Oh, he listened to a lot of different music, but its Danger Danger’s Bang Bang – or is it the other way around – that would end up on a soundtrack of our time together. Or, some rare, early Mötley Crüe self-issued releases on their own Leathür Records imprint.

And, one of the more goofily memorable events of those years was attending a club show – a triple bill of Steelheart, Bullet Boys, and Great White.

(this was a good decade before the last act became infamous)

The tickets were comps, the club was packed, and the roommate and I enthusiastically mocked Bullet Boys’ lead singer and David Lee Roth knock-off Marq Torien as he practiced Roth-like jumps in the parking lot.

The Spinal Tapness of that scene paled to one occurring later as we hung out on the tour bus of Steelheart with their label rep – who had invited us – and a rather dim contingency of cardboard cut-out metalheads.

As Bon Jovi’s relatively recent hit Wanted Dead Or Alive blared from the stereo, one of Steelheart’s members stood in the middle of the bus and hoisted a beer.

Bon Jovi sang of being a cowboy, but riding on a steel horse as opposed to one of the equine variety.

Steelheart guy shook his head in agreement with the words.

“This is like being a cowboy.”

He raised his arms, motioning all around him.

“And this is the steel horse he’s singing about.”

It was a stirring thing to have witnessed.

It must have been how the guys who were present for the invention of fire felt.

The roommate and I still e-mail on occasion. He recently took me to task for posting music by Ray Parker, Jr. So, here’s some hair metal to balance out the universe…

Mötley Crüe – Too Young To Fall In Love
from Shout At The Devil

Mötley Crüe always struck me as being…well, not exactly Mensa candidates.
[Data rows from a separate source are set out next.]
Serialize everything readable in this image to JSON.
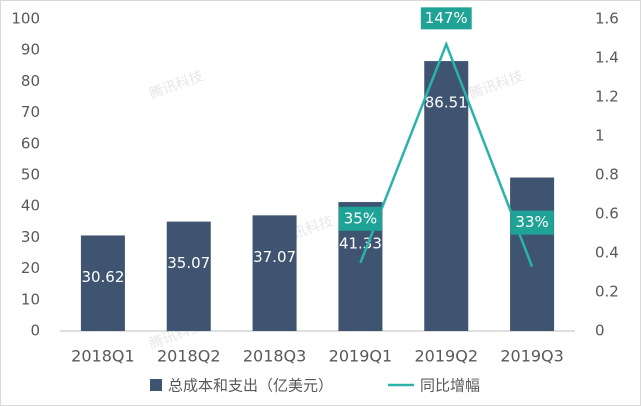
{
  "chart_data": {
    "type": "bar",
    "categories": [
      "2018Q1",
      "2018Q2",
      "2018Q3",
      "2019Q1",
      "2019Q2",
      "2019Q3"
    ],
    "series": [
      {
        "name": "总成本和支出（亿美元）",
        "type": "bar",
        "color": "#3e5470",
        "values": [
          30.62,
          35.07,
          37.07,
          41.33,
          86.51,
          49.19
        ]
      },
      {
        "name": "同比增幅",
        "type": "line",
        "axis": "y2",
        "color": "#2bb3aa",
        "values": [
          null,
          null,
          null,
          0.35,
          1.47,
          0.33
        ],
        "value_labels": [
          null,
          null,
          null,
          "35%",
          "147%",
          "33%"
        ]
      }
    ],
    "ylim": [
      0,
      100
    ],
    "yticks": [
      0,
      10,
      20,
      30,
      40,
      50,
      60,
      70,
      80,
      90,
      100
    ],
    "y2lim": [
      0,
      1.6
    ],
    "y2ticks": [
      0,
      0.2,
      0.4,
      0.6,
      0.8,
      1,
      1.2,
      1.4,
      1.6
    ],
    "grid": false,
    "legend": "bottom",
    "watermark": "腾讯科技"
  }
}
They did have a handful of songs that I thought were good, mindless fun (and Too Young To Fall In Love was accompanied by a bizarrely comical video)
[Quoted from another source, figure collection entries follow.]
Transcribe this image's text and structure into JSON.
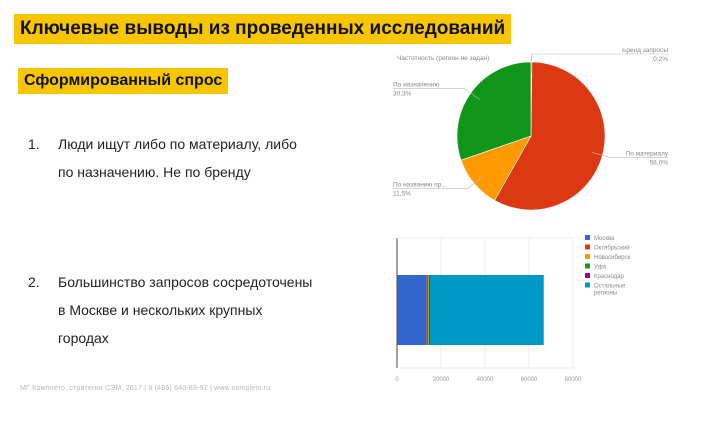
{
  "slide": {
    "title": "Ключевые выводы из проведенных исследований",
    "subtitle": "Сформированный спрос",
    "points": [
      {
        "number": "1.",
        "lines": [
          "Люди ищут либо по материалу, либо",
          "по назначению. Не по бренду"
        ]
      },
      {
        "number": "2.",
        "lines": [
          "Большинство запросов сосредоточены",
          "в Москве и нескольких крупных",
          "городах"
        ]
      }
    ],
    "footer": "МГ Комплето, стратегия СЭМ, 2017 | 8 (495) 640-89-97 | www.completo.ru"
  },
  "chart_data": [
    {
      "type": "pie",
      "title": "Частотность (регион не задан)",
      "slices": [
        {
          "label": "Бренд запросы",
          "value": 0.2,
          "pct_label": "0,2%",
          "color": "#ff9900"
        },
        {
          "label": "По материалу",
          "value": 58.0,
          "pct_label": "58,0%",
          "color": "#dc3912"
        },
        {
          "label": "По названию пр...",
          "value": 11.5,
          "pct_label": "11,5%",
          "color": "#ff9900"
        },
        {
          "label": "По назначению",
          "value": 30.3,
          "pct_label": "30,3%",
          "color": "#109618"
        }
      ]
    },
    {
      "type": "bar",
      "orientation": "horizontal",
      "stacked": true,
      "series": [
        {
          "name": "Москва",
          "value": 13500,
          "color": "#3366cc"
        },
        {
          "name": "Октябрьский",
          "value": 600,
          "color": "#dc3912"
        },
        {
          "name": "Новосибирск",
          "value": 300,
          "color": "#ff9900"
        },
        {
          "name": "Уфа",
          "value": 250,
          "color": "#109618"
        },
        {
          "name": "Краснодар",
          "value": 250,
          "color": "#990099"
        },
        {
          "name": "Остальные регионы",
          "value": 51800,
          "color": "#0099c6"
        }
      ],
      "xticks": [
        "0",
        "20000",
        "40000",
        "60000",
        "80000"
      ],
      "xlim": [
        0,
        80000
      ],
      "legend": "right"
    }
  ]
}
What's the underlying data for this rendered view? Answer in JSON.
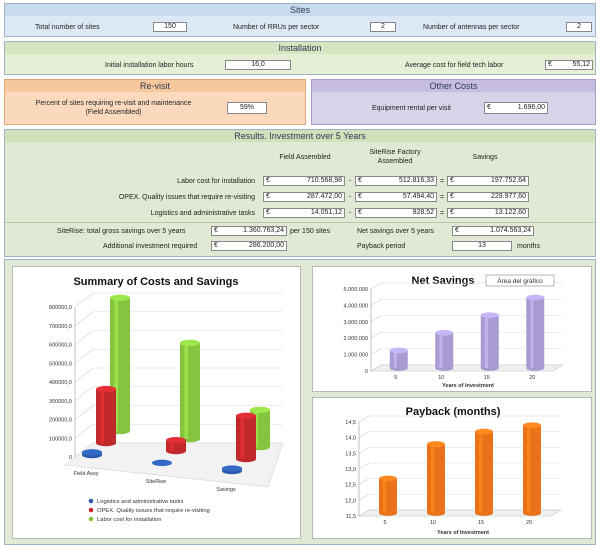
{
  "sites": {
    "title": "Sites",
    "total_sites_label": "Total number of sites",
    "total_sites_value": "150",
    "rrus_label": "Number of RRUs per sector",
    "rrus_value": "2",
    "antennas_label": "Number of antennas per sector",
    "antennas_value": "2"
  },
  "installation": {
    "title": "Installation",
    "hours_label": "Initial installation labor hours",
    "hours_value": "16,0",
    "cost_label": "Average cost for field tech labor",
    "currency": "€",
    "cost_value": "55,12"
  },
  "revisit": {
    "title": "Re-visit",
    "label_line1": "Percent of sites requiring re-visit and maintenance",
    "label_line2": "(Field Assembled)",
    "value": "59%"
  },
  "other_costs": {
    "title": "Other Costs",
    "rental_label": "Equipment rental per visit",
    "currency": "€",
    "rental_value": "1.696,00"
  },
  "results": {
    "title": "Results.  Investment over 5 Years",
    "col_field": "Field Assembled",
    "col_factory_line1": "SiteRise Factory",
    "col_factory_line2": "Assembled",
    "col_savings": "Savings",
    "currency": "€",
    "minus": "-",
    "equals": "=",
    "rows": [
      {
        "label": "Labor cost for installation",
        "field": "710.568,98",
        "factory": "512.816,33",
        "savings": "197.752,64"
      },
      {
        "label": "OPEX. Quality issues that require re-visiting",
        "field": "287.472,00",
        "factory": "57.494,40",
        "savings": "229.977,60"
      },
      {
        "label": "Logistics and administrative tasks",
        "field": "14.051,12",
        "factory": "928,52",
        "savings": "13.122,60"
      }
    ],
    "gross_label": "SiteRise: total gross savings over 5 years",
    "gross_value": "1.360.763,24",
    "gross_suffix": "per 150 sites",
    "additional_label": "Additional investment required",
    "additional_value": "286.200,00",
    "net_label": "Net savings over 5 years",
    "net_value": "1.074.563,24",
    "payback_label": "Payback period",
    "payback_value": "13",
    "payback_unit": "months"
  },
  "colors": {
    "sites_bg": "#dce8f5",
    "installation_bg": "#e4efd6",
    "revisit_bg": "#fad9bd",
    "other_bg": "#d9d3ea",
    "results_bg": "#dfe9d3",
    "red": "#c0282b",
    "green": "#86c440",
    "blue": "#2a5aa8",
    "purple": "#a99ad1",
    "orange": "#e8731a"
  },
  "chart_data": [
    {
      "type": "bar",
      "title": "Summary of Costs and Savings",
      "categories": [
        "Field Assy",
        "SiteRise",
        "Savings"
      ],
      "series": [
        {
          "name": "Logistics and administrative tasks",
          "values": [
            14051.12,
            928.52,
            13122.6
          ]
        },
        {
          "name": "OPEX. Quality issues that require re-visiting",
          "values": [
            287472,
            57494.4,
            229977.6
          ]
        },
        {
          "name": "Labor cost for installation",
          "values": [
            710568.98,
            512816.33,
            197752.64
          ]
        }
      ],
      "y_ticks": [
        "0",
        "100000,0",
        "200000,0",
        "300000,0",
        "400000,0",
        "500000,0",
        "600000,0",
        "700000,0",
        "800000,0"
      ],
      "ylim": [
        0,
        800000
      ],
      "legend": "bottom"
    },
    {
      "type": "bar",
      "title": "Net Savings",
      "categories": [
        "5",
        "10",
        "15",
        "20"
      ],
      "values": [
        1074563,
        2149126,
        3223690,
        4298253
      ],
      "y_ticks": [
        "0",
        "1.000.000",
        "2.000.000",
        "3.000.000",
        "4.000.000",
        "5.000.000"
      ],
      "ylim": [
        0,
        5000000
      ],
      "xlabel": "Years of Investment",
      "tooltip": "Área del gráfico"
    },
    {
      "type": "bar",
      "title": "Payback (months)",
      "categories": [
        "5",
        "10",
        "15",
        "20"
      ],
      "values": [
        12.6,
        13.7,
        14.1,
        14.3
      ],
      "y_ticks": [
        "11,5",
        "12,0",
        "12,5",
        "13,0",
        "13,5",
        "14,0",
        "14,5"
      ],
      "ylim": [
        11.5,
        14.5
      ],
      "xlabel": "Years of Investment"
    }
  ]
}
Years later I would actually have a neighbor that was an ex-girlfriend of lead singer Vince Neil.

Ratt – Way Cool Jr.
from Reach For The Sky

While hardly rediscovering fire, Ratt never seemed to suffer from a shortage of insanely hooky songs. I mean, even their album cuts would immediately lodge in my brain upon hearing them.

And, in another odd connection, I own an amp that allegedly belonged to one of the band’s members.
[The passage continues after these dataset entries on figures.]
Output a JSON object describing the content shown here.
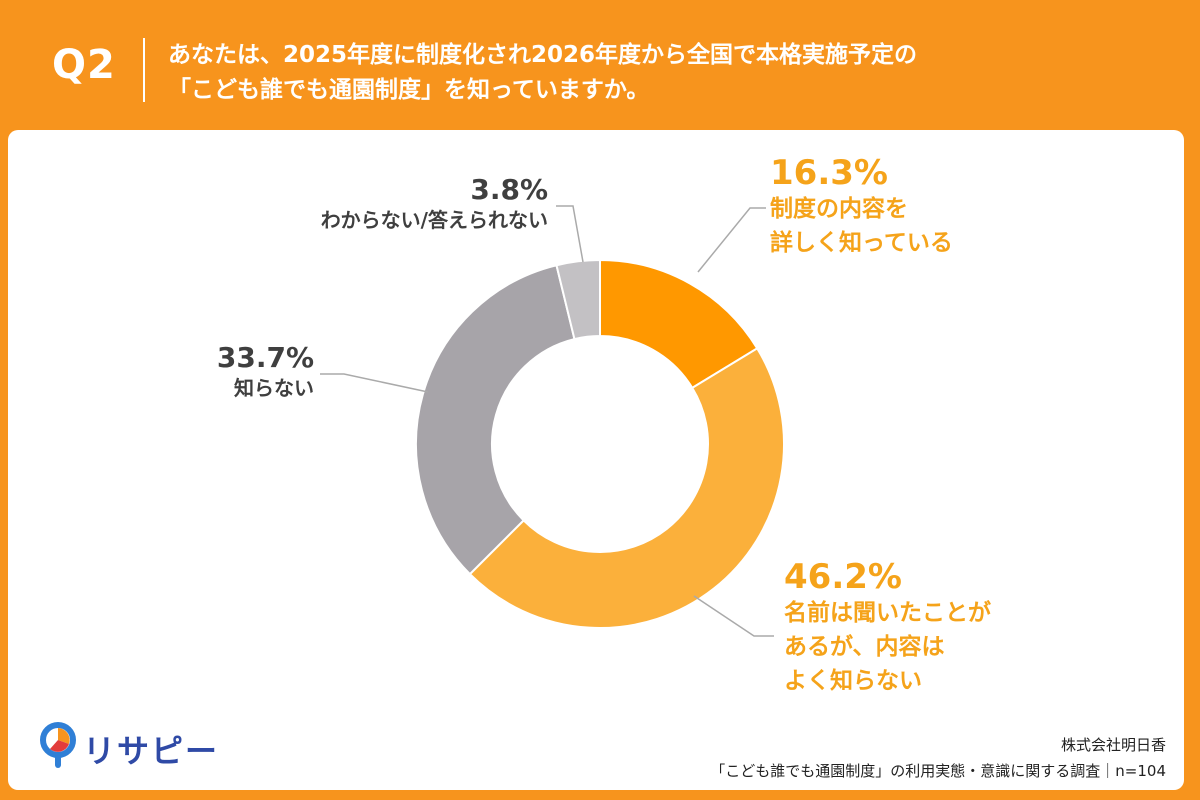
{
  "header": {
    "q_label": "Q2",
    "question_line1": "あなたは、2025年度に制度化され2026年度から全国で本格実施予定の",
    "question_line2": "「こども誰でも通園制度」を知っていますか。"
  },
  "chart_data": {
    "type": "pie",
    "donut": true,
    "slices": [
      {
        "percent_label": "16.3%",
        "value": 16.3,
        "label_lines": [
          "制度の内容を",
          "詳しく知っている"
        ],
        "color": "#ff9800"
      },
      {
        "percent_label": "46.2%",
        "value": 46.2,
        "label_lines": [
          "名前は聞いたことが",
          "あるが、内容は",
          "よく知らない"
        ],
        "color": "#fbb03b"
      },
      {
        "percent_label": "33.7%",
        "value": 33.7,
        "label_lines": [
          "知らない"
        ],
        "color": "#a7a4a9"
      },
      {
        "percent_label": "3.8%",
        "value": 3.8,
        "label_lines": [
          "わからない/答えられない"
        ],
        "color": "#c3c1c4"
      }
    ]
  },
  "branding": {
    "logo_text": "リサピー"
  },
  "footer": {
    "company": "株式会社明日香",
    "survey": "「こども誰でも通園制度」の利用実態・意識に関する調査｜n=104"
  },
  "colors": {
    "header_bg": "#f7941d",
    "accent_text": "#f5a31a",
    "dark_text": "#3f3f3f",
    "leader_line": "#aaaaaa"
  }
}
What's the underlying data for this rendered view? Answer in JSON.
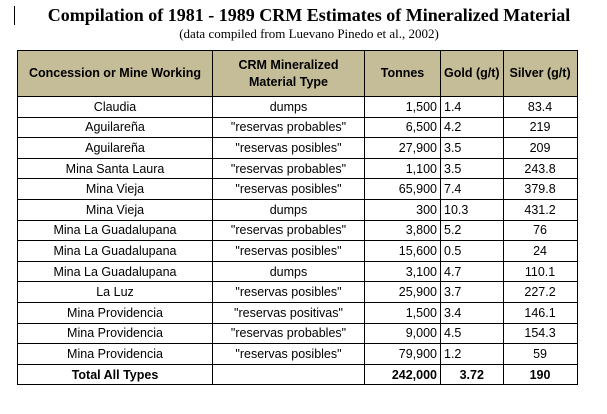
{
  "document": {
    "title": "Compilation of 1981 - 1989 CRM Estimates of Mineralized Material",
    "subtitle": "(data compiled from Luevano Pinedo et al., 2002)"
  },
  "table": {
    "header_fill_color": "#c4bd97",
    "headers": {
      "concession": "Concession or Mine Working",
      "material_type": "CRM Mineralized Material Type",
      "tonnes": "Tonnes",
      "gold": "Gold (g/t)",
      "silver": "Silver (g/t)"
    },
    "rows": [
      {
        "concession": "Claudia",
        "material_type": "dumps",
        "tonnes": "1,500",
        "gold": "1.4",
        "silver": "83.4"
      },
      {
        "concession": "Aguilareña",
        "material_type": "\"reservas probables\"",
        "tonnes": "6,500",
        "gold": "4.2",
        "silver": "219"
      },
      {
        "concession": "Aguilareña",
        "material_type": "\"reservas posibles\"",
        "tonnes": "27,900",
        "gold": "3.5",
        "silver": "209"
      },
      {
        "concession": "Mina Santa Laura",
        "material_type": "\"reservas probables\"",
        "tonnes": "1,100",
        "gold": "3.5",
        "silver": "243.8"
      },
      {
        "concession": "Mina Vieja",
        "material_type": "\"reservas posibles\"",
        "tonnes": "65,900",
        "gold": "7.4",
        "silver": "379.8"
      },
      {
        "concession": "Mina Vieja",
        "material_type": "dumps",
        "tonnes": "300",
        "gold": "10.3",
        "silver": "431.2"
      },
      {
        "concession": "Mina La Guadalupana",
        "material_type": "\"reservas probables\"",
        "tonnes": "3,800",
        "gold": "5.2",
        "silver": "76"
      },
      {
        "concession": "Mina La Guadalupana",
        "material_type": "\"reservas posibles\"",
        "tonnes": "15,600",
        "gold": "0.5",
        "silver": "24"
      },
      {
        "concession": "Mina La Guadalupana",
        "material_type": "dumps",
        "tonnes": "3,100",
        "gold": "4.7",
        "silver": "110.1"
      },
      {
        "concession": "La Luz",
        "material_type": "\"reservas posibles\"",
        "tonnes": "25,900",
        "gold": "3.7",
        "silver": "227.2"
      },
      {
        "concession": "Mina Providencia",
        "material_type": "\"reservas positivas\"",
        "tonnes": "1,500",
        "gold": "3.4",
        "silver": "146.1"
      },
      {
        "concession": "Mina Providencia",
        "material_type": "\"reservas probables\"",
        "tonnes": "9,000",
        "gold": "4.5",
        "silver": "154.3"
      },
      {
        "concession": "Mina Providencia",
        "material_type": "\"reservas posibles\"",
        "tonnes": "79,900",
        "gold": "1.2",
        "silver": "59"
      }
    ],
    "total": {
      "concession": "Total All Types",
      "material_type": "",
      "tonnes": "242,000",
      "gold": "3.72",
      "silver": "190"
    }
  }
}
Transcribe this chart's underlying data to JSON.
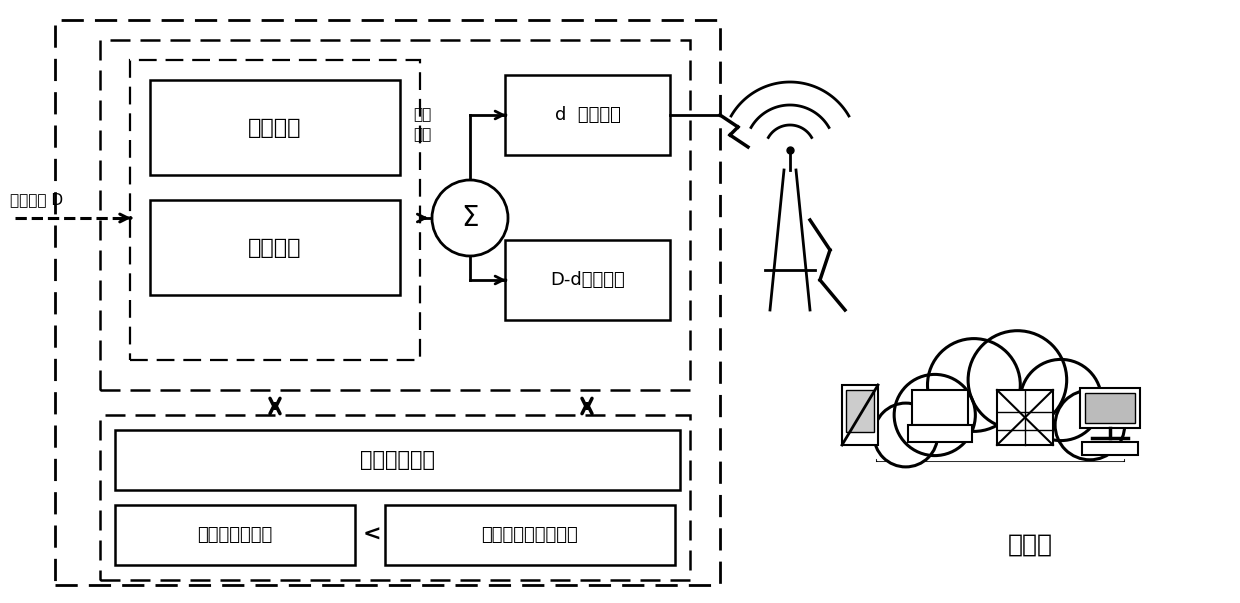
{
  "bg_color": "#ffffff",
  "fig_w": 12.4,
  "fig_h": 6.03,
  "font_name": "SimHei",
  "labels": {
    "energy": "能量管理",
    "migration_arb": "迁移仒裁",
    "migrate_transfer": "d  迁移传输",
    "local_compute": "D-d本地计算",
    "time_constraint": "计算时间约束",
    "migrate_time": "迁移计算总时间",
    "local_time": "全部本地计算总时间",
    "input": "输入数据 D",
    "edge_cloud": "边缘云",
    "migrate_calc_1": "迁移",
    "migrate_calc_2": "计算",
    "d_label": "d"
  }
}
Lita Ford – Kiss Me Deadly
from Back To The Cave

Lita never did much for me, not that I was ever exposed to much of her music aside from a couple of songs. Of course, Kiss Me Deadly was inescapable on the radio and a record store co-worker (not the roommate) would throw on Back To The Cave each and every chance that she got.

And, yes, I actually have a connection to Lita as, years after she had her brief period of success, I would become friends with someone that had been a member of her band during that short heydey.

Scorpions – Still Loving You
from Love At First Sting

Despite my relative disinterest in metal, Scorpions hooked me with their Blackout album and the song No One Like You. Unlike the other acts here, I actually owned several of their albums.

As for a connection to them, I don’t think I have even a tenuous one. However, if I recall correctly, the ex-roommate’s father was a big fan of Still Loving You on which lead singer Klaus Meine cranks the angst, melodrama, and remorse in his vocals to eleven.